Her presentation, titled “Small Office, Big Impact: Reimagining Outreach on Small College Campuses,” examines five ways in which counseling centers on small campus can still create quality outreach programs despite lack of funds and other resources.
“Basically, the idea is to help other small college counseling centers figure out how they can best provide outreach to the students on their campuses,” Holmes said. “I will be pulling from my experience at GC as well as research about other small college counseling centers and effective outreach programming.”
Holmes has experimented with various forms of outreach at Greensboro College, and some, such as Dating Violence Awareness Week, have become annual fixtures.

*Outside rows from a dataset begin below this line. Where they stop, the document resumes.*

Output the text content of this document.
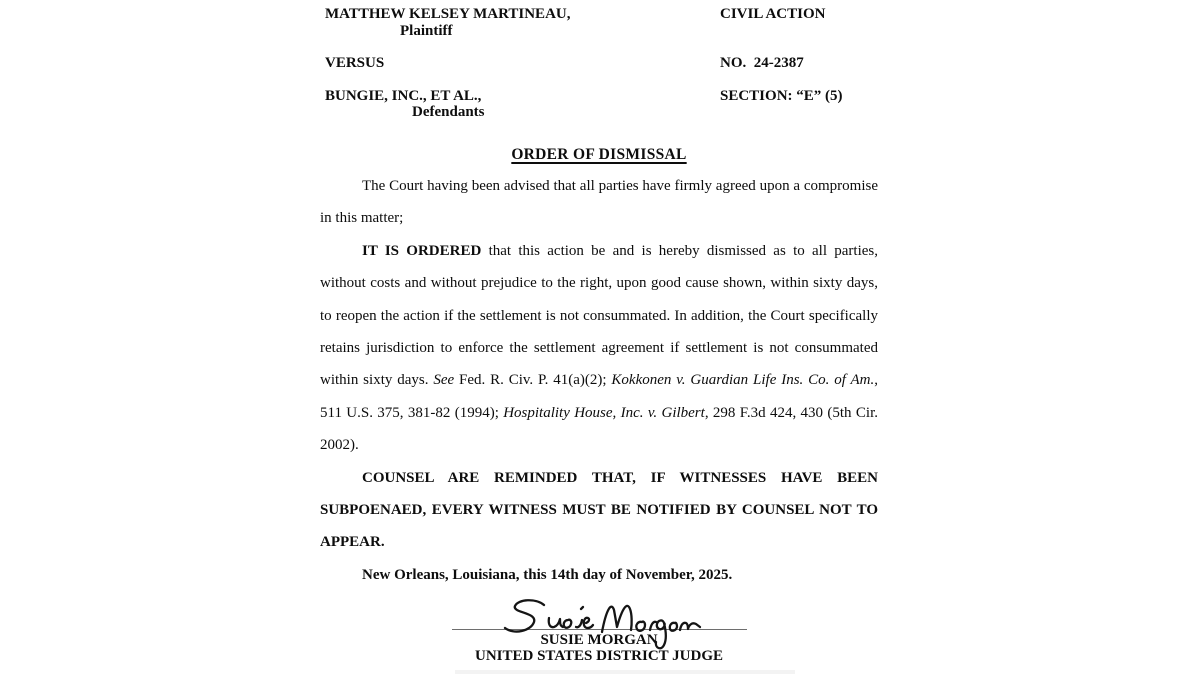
MATTHEW KELSEY MARTINEAU,
Plaintiff
CIVIL ACTION
VERSUS	NO.  24-2387
BUNGIE, INC., ET AL.,	SECTION: “E” (5)
Defendants
ORDER OF DISMISSAL

The Court having been advised that all parties have firmly agreed upon a compromise in this matter;

IT IS ORDERED that this action be and is hereby dismissed as to all parties, without costs and without prejudice to the right, upon good cause shown, within sixty days, to reopen the action if the settlement is not consummated. In addition, the Court specifically retains jurisdiction to enforce the settlement agreement if settlement is not consummated within sixty days. See Fed. R. Civ. P. 41(a)(2); Kokkonen v. Guardian Life Ins. Co. of Am., 511 U.S. 375, 381-82 (1994); Hospitality House, Inc. v. Gilbert, 298 F.3d 424, 430 (5th Cir. 2002).

COUNSEL ARE REMINDED THAT, IF WITNESSES HAVE BEEN SUBPOENAED, EVERY WITNESS MUST BE NOTIFIED BY COUNSEL NOT TO APPEAR.

New Orleans, Louisiana, this 14th day of November, 2025.

SUSIE MORGAN
UNITED STATES DISTRICT JUDGE
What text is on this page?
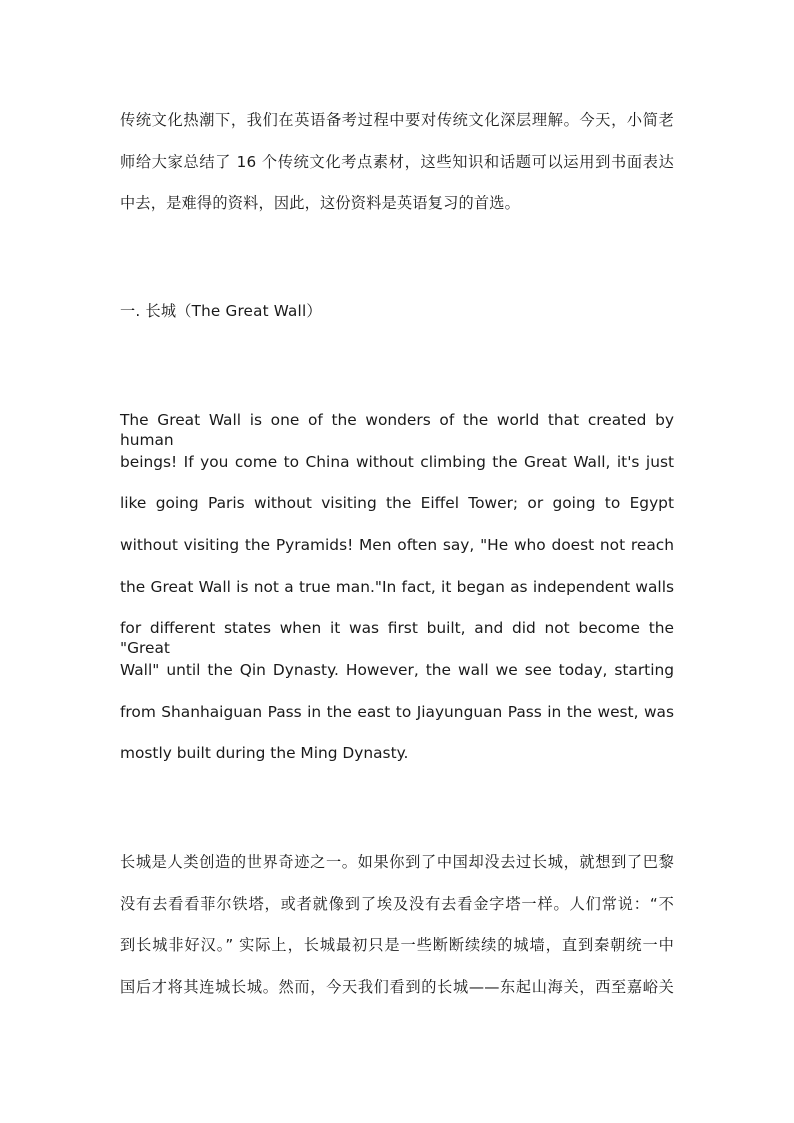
传统文化热潮下，我们在英语备考过程中要对传统文化深层理解。今天，小简老
师给大家总结了 16 个传统文化考点素材，这些知识和话题可以运用到书面表达
中去，是难得的资料，因此，这份资料是英语复习的首选。
一. 长城（The Great Wall）
The Great Wall is one of the wonders of the world that created by human
beings! If you come to China without climbing the Great Wall, it's just
like going Paris without visiting the Eiffel Tower; or going to Egypt
without visiting the Pyramids! Men often say, "He who doest not reach
the Great Wall is not a true man."In fact, it began as independent walls
for different states when it was first built, and did not become the "Great
Wall" until the Qin Dynasty. However, the wall we see today, starting
from Shanhaiguan Pass in the east to Jiayunguan Pass in the west, was
mostly built during the Ming Dynasty.
长城是人类创造的世界奇迹之一。如果你到了中国却没去过长城，就想到了巴黎
没有去看看菲尔铁塔，或者就像到了埃及没有去看金字塔一样。人们常说：“不
到长城非好汉。” 实际上，长城最初只是一些断断续续的城墙，直到秦朝统一中
国后才将其连城长城。然而，今天我们看到的长城——东起山海关，西至嘉峪关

In a typical academic year, Holmes’s office provides outreach in the form of information, education, and other programs to between 40% and 50% of the student body — the national average is about 30% — while still maintaining its daily responsibilities and individual counseling caseloads.
During this semester, Holmes has addressed coping skills in 14 of the 17 sections of the Greensboro College Seminar, a mandatory course for incoming first-year students, to provide practical help, introduce the students to Counseling Services, and reach more students than her office would be able to reach in traditional one-on-one sessions.
Holmes, a nationally-certified counselor and state-licensed counselor associate, holds a B.S. from Western Carolina University and M.S. and Ed.S. degrees from the University of North Carolina at Greensboro. She joined the Greensboro College staff in 2013.
The American College Counseling Association is a division of the American Counseling Association, the world’s largest association representing professional counselors and counseling students.
Greensboro College provides a liberal arts education grounded in the traditions of the United Methodist Church and fosters the intellectual, social, and, spiritual development of all students while supporting their individual needs.
Founded in 1838 and located in downtown Greensboro, the college enrolls about 1,000 students from 29 states and territories, the District of Columbia, and seven foreign countries in its undergraduate liberal-arts program and four master’s degree programs. In addition to rigorous academics and a well-supported Honors program, the school features an 18-sport NCAA Division III athletic program and dozens of service and recreational opportunities.